The region, which was considered to be essentially barren before an increase in exploration in the 1970s, is now thought to have a slightly higher diversity than the Indian Ocean, said Glover.

He said sediment sampling devices from the region might only capture 20 specimens each time -- compared to maybe 20,000 in a similar sample in the Antarctic -- but that in the CCZ you have to go much further to find the same creature twice.

Scientists are now also able to use autonomous underwater vehicles to survey the seabed.

These are what helped Simon-Lledo and his colleagues find that corals and brittlestars are common in shallower eastern CCZ regions, but virtually absent in deeper areas, where you see more sea cucumbers, glass sponges and soft-bodied anemones.

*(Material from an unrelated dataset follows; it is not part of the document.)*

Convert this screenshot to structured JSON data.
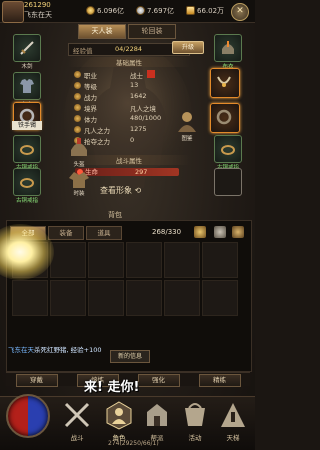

He said any future mining regulations would have to take into account that the spread of animals across the area is "more complex than we thought".

- 'Serious harm' -

The nodules likely started as a shard of hard surface -- a shark tooth or a fish ear bone -- that settled on the seabed and slowly grew by attracting minerals that naturally occur in the water at extremely low concentrations, Glover said.

Each one is likely millions of years in the making.

The area is also "food poor", meaning fewer dead organisms drift down to the depths to eventually become part of the seafloor mud. Glover said parts of the CCZ add just a centimetre of sediment per thousand years.

Unlike the North Sea, formed from the last ice age that ended 20,000 years ago, the CCZ is ancient.

"The abyssal plain of the Pacific Ocean has been like that for tens of millions of years -- a cold dark abyssal plain with low sedimentation rates and life there," Glover said.

Because of this, the environment impacted by any mining would be unlikely to recover in human timescales.

"You are basically writing that ecosystem off for probably centuries, maybe thousands of years, because the rate of recovery is so slow," said Michael Norton, Environment Programme Director, the European Academies' Science Advisory Council.

"It's difficult to argue that that is not serious harm."